Thursday, July 12, 2018

Another overnight train

For those of you with FXM, you'll have a chance to catch Night Train to Paris, tomorrow (July 13) at 4:50 AM.

The movie starts of with a prologue that's standard-issue B spy movie stuff. A nervous older guy transfers a small package, and then stupidly gets into a phone booth to call his boss to tell said boss that he's delivered the package. Another older guy chases down the first guy and garrottes him!

But to an office somewhere in London. This is the office of an airline back in those days when air traffic was heavily regulated, and Alan Holiday (Leslie Nielsen) is manning the office as a public relations man. It's New Year's Eve, so everybody and his brother is trying to get out of England over to the Continent to try to celebrate the holiday. This also means that everything is booked solid and there isn't a ticket to be had. Until Catherine Carrel (Alizia Gur) comes in. She hands Alan an old coin that he's supposed to recognize....

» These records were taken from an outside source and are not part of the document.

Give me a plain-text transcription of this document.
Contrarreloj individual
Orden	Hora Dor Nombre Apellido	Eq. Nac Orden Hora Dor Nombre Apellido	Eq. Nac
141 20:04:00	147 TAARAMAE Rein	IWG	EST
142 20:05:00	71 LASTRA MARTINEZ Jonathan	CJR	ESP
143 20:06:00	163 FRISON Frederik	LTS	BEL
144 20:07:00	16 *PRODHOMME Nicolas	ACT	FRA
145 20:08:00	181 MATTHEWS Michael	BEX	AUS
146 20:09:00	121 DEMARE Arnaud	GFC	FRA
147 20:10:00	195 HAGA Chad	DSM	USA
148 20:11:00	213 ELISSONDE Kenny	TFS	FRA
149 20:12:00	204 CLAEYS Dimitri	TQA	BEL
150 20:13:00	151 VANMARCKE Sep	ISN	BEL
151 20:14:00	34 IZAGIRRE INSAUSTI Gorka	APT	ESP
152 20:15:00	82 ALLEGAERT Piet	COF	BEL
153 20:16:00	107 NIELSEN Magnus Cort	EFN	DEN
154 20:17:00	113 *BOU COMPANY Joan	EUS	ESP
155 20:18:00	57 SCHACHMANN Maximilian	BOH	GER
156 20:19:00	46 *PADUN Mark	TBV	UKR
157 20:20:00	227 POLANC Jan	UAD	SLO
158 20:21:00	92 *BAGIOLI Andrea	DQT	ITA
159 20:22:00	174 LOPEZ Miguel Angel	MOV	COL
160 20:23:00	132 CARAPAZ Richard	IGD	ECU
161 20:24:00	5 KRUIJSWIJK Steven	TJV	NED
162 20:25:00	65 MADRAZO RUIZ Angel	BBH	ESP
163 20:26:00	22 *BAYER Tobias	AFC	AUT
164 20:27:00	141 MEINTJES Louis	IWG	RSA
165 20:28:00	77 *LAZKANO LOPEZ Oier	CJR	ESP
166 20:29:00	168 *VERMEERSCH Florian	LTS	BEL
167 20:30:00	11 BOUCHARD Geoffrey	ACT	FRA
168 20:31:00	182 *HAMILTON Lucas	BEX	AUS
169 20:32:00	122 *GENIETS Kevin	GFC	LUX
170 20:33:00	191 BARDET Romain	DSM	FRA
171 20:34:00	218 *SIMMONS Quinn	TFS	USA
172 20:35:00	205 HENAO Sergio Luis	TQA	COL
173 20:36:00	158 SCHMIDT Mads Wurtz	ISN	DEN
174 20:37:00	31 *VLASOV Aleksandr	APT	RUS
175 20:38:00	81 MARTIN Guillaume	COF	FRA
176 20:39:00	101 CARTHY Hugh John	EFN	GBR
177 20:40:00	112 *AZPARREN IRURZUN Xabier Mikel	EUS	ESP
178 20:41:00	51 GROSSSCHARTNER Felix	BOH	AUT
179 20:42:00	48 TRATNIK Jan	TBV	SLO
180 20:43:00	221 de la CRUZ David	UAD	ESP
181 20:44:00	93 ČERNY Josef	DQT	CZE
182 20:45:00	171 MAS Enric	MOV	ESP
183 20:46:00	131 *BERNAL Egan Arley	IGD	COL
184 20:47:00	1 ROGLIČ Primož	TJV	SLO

Alan may be doing PR now, but back during the Korean War he had a past in military intelligence. There, he worked with Lemoine (Hugh Latimer), who is still working as a spy. Apparently, he's in charge of getting the package from the prologue out of the country. It's a tape containing information about western defense plans or something. (Really, it's a macguffin; it could be almost anything small enough and nontoxic.) After a bit of wangling, the plan is to get some tickets on the overnight boat train with a group of models going to the French Alps for a photo shoot. But that second older guy who garrotted the first older guy is still around killing people, up to getting Lemoine, in Alan's apartment! Poor Alan has to continue Lemoine's scheme, if only to avoid the murder rap.

So Alan and Catherine get on that train, Alan impersonating a photographer, with a bunch of models; the group running the shoot has the word "bear" in its name, so with that and the holiday the guy running the shoot is dressed in a bear costume, head and all so that normally nobody can see his head. The old strangler also gets on the train, and it's a race against time as everybody tries to get that tape and stay alive. Oh, and there are the authorities, too.

I mentioned at the beginning that the prologue is standard-issue B spy movei stuff, and the rest of the movie proceeds along those lines. There's nothing particularly wrong with the material, but there's nothing particularly memorable either, above and beyond the fact that it's Leslie Nielsen as the male lead. Audiences of tody will remember him from Airplane! and the following spoofs, but before that he actually had a serious acting career. It's fun to watch him play things straight. The other worthwhile thing Night Train to Paris is the look at vintage London.

In the end, Night Train to Paris is one of those movies that will entertain you for the hour or so that it's on, and then fade into obscurity. But at least it does entertain.